- Born: about 1500/1510 Sebastia, Western Armenia
- Died: about 1564
- Occupations: songwriter, scribe, chronicler
- Father: priest Thaddeus

= Hovasap Sebastatsi =

16th-century Armenian songwriter

Hovasap Sebastasi (Հովասափ Սեբաստացի; born about 1500, Sebastia – about 1564), 16th century Armenian ashug/gusan, verse teller, writer, testimonial writer. He received his education from his father Thaddeus, who was a churchman, poet and scribe. His father subsequently became a deacon. Following his father, Hovasap began copying manuscripts and writing poems. From Hovasap Sebastasi, we inherited love songs, historical poems, poems, moralistic, as well as spiritual works and bibliographic works that reflect the life of the Armenian people, in particular the population of Western Armenia during the political transitions of medieval Armenia.

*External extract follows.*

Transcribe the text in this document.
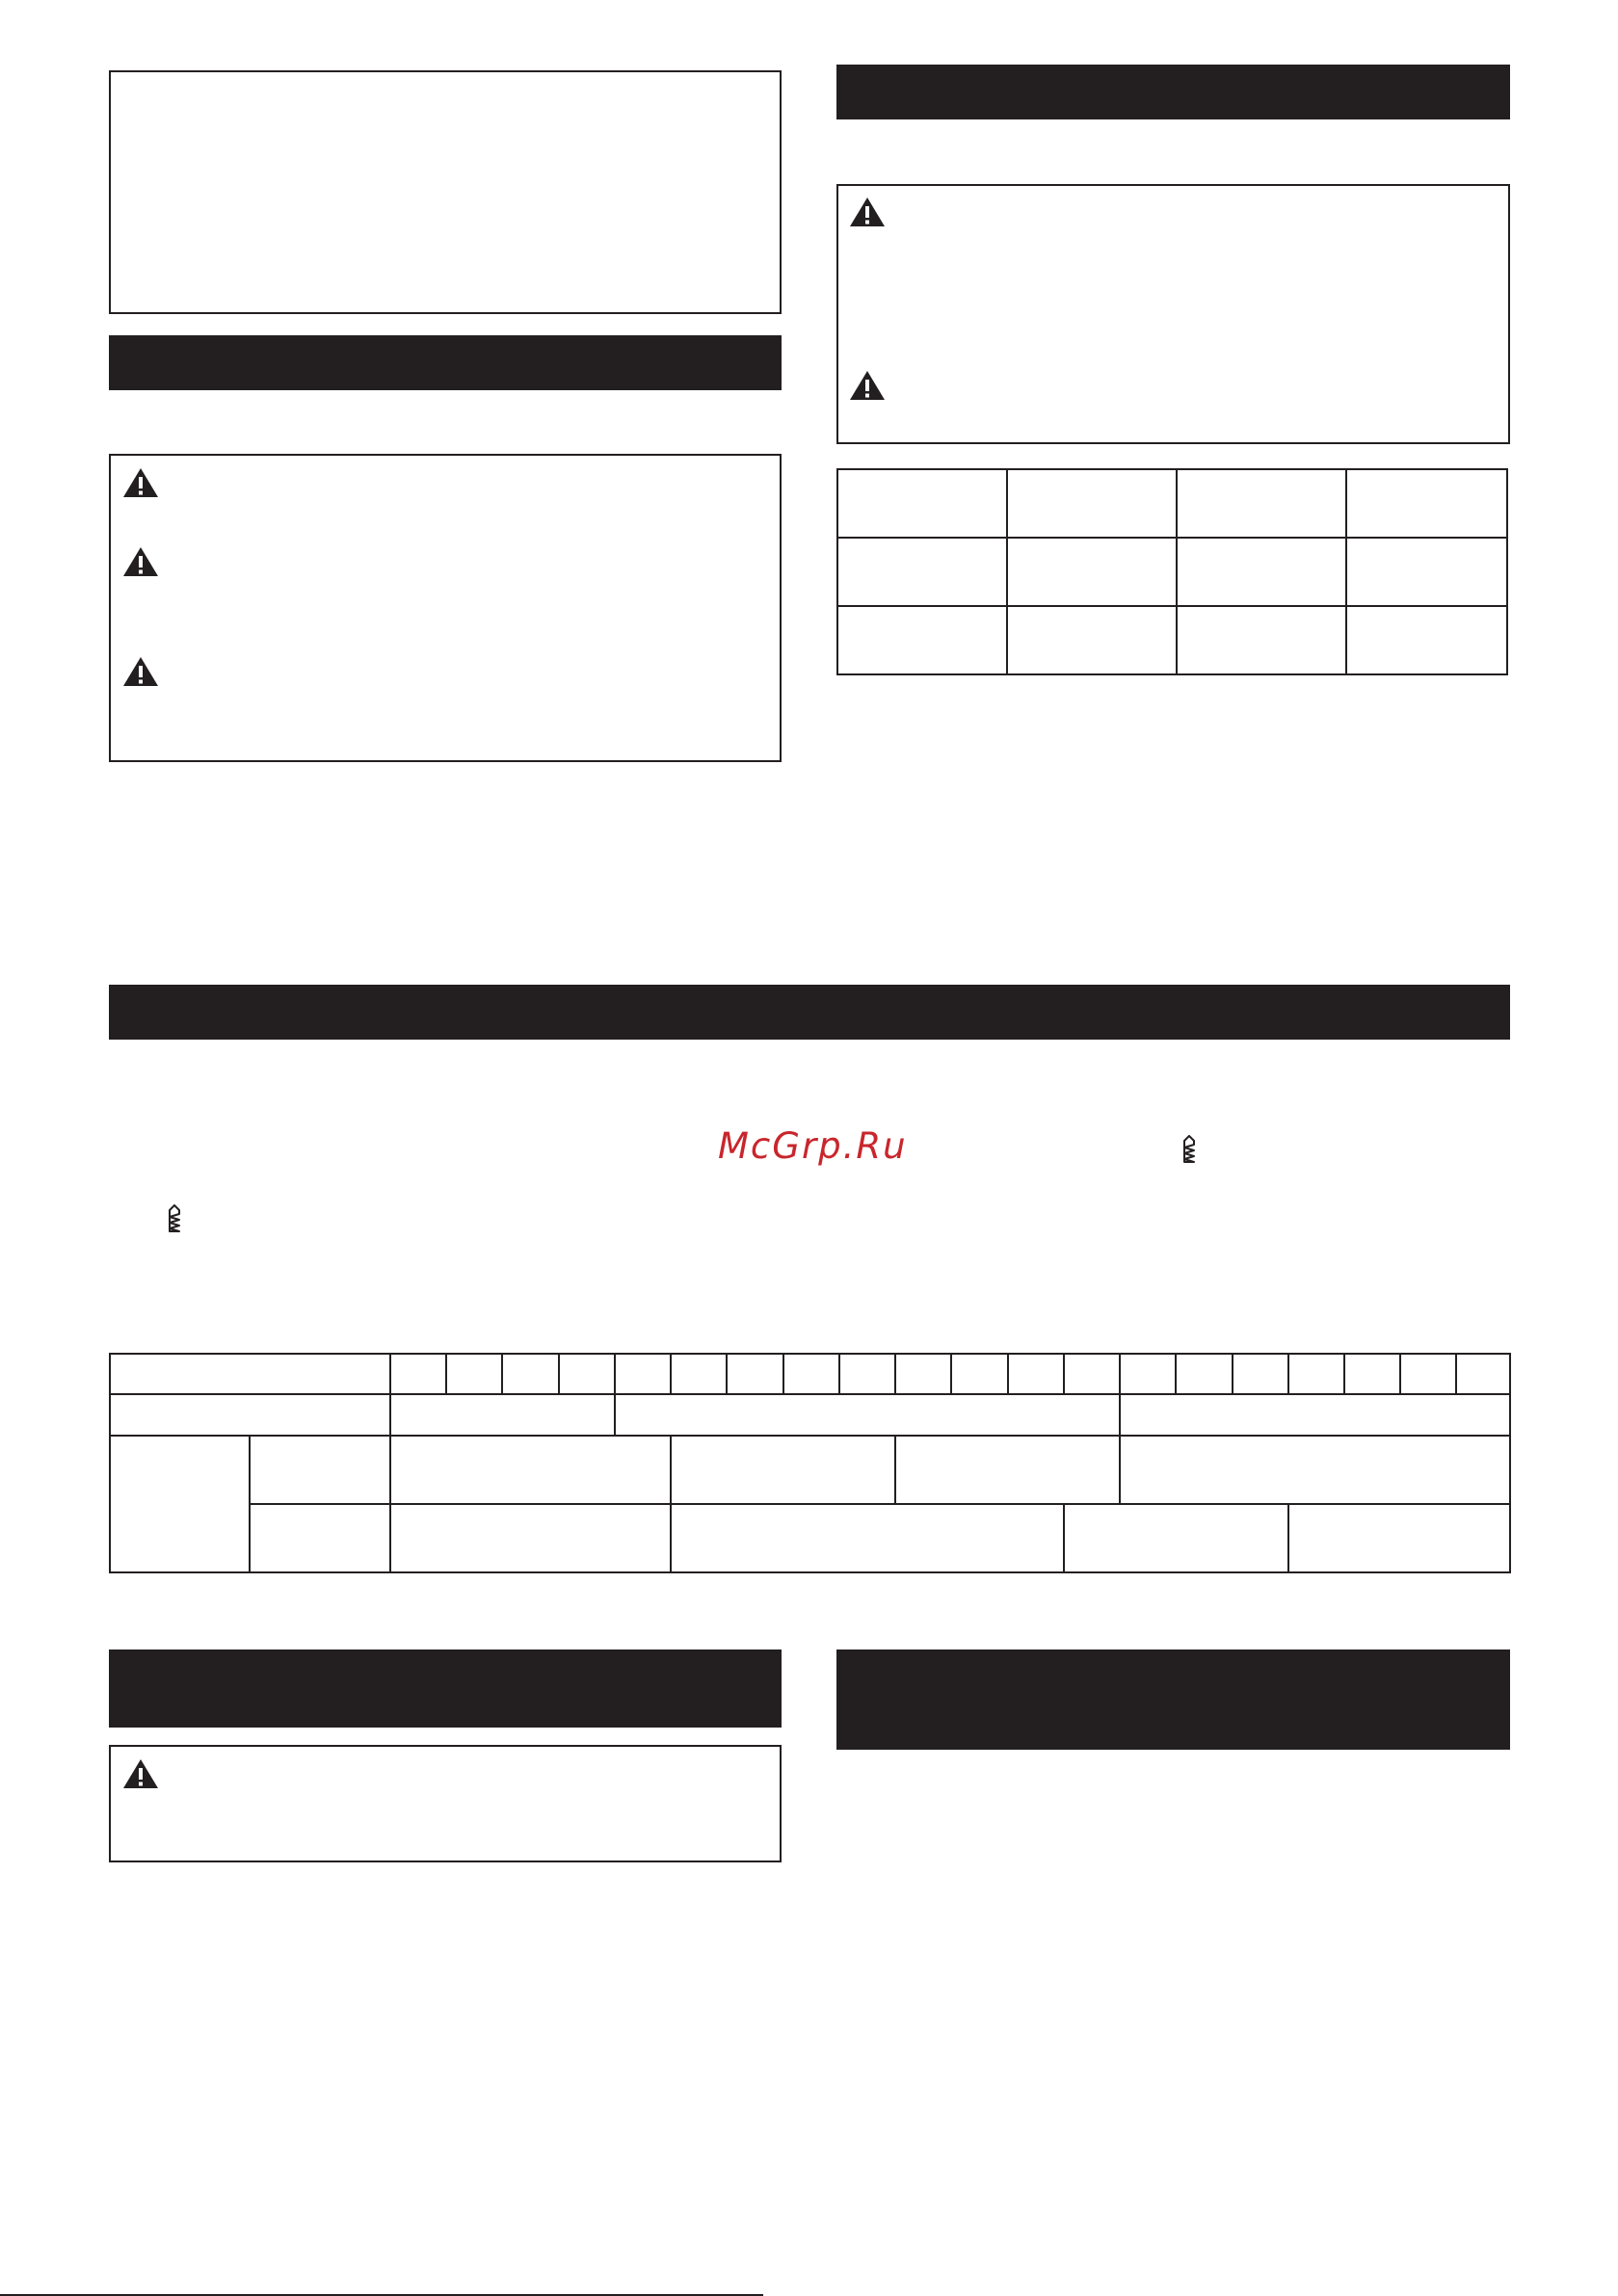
McGrp.Ru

Hovasap's compositions are written in colloquial Armenian. His works are characterized by lyrical style and patriotic content and reflect the state of the Armenian people and the political situation of the Ottoman Empire in the 16th century.

In 1535 Hovasap Sebastasi imitated the history of Alexander the Great. At the end of literary works, existing memory testified that he created his love songs with optimism towards his life and nature in 1535. Hovasap Sevastasi wrote a verse of 17 houses, which was dedicated to Kocha Sevastasi, an acrostic poem, with the first letters of each line in its seven verses spelling out the word 'HOVASAP'.

He was also involved in medicine and natural science. He wrote the work "An Excellent Healing Book of Cardinal Moistures". The main source for this work was "The Doctrine of Medicine" and "Unnecessary for the Unlearned" by Amirdovlat Amasiatsi and "The Book of Questions" by Grigor Tatevatsi. In matters of natural science, he adhered to the doctrine of four elements.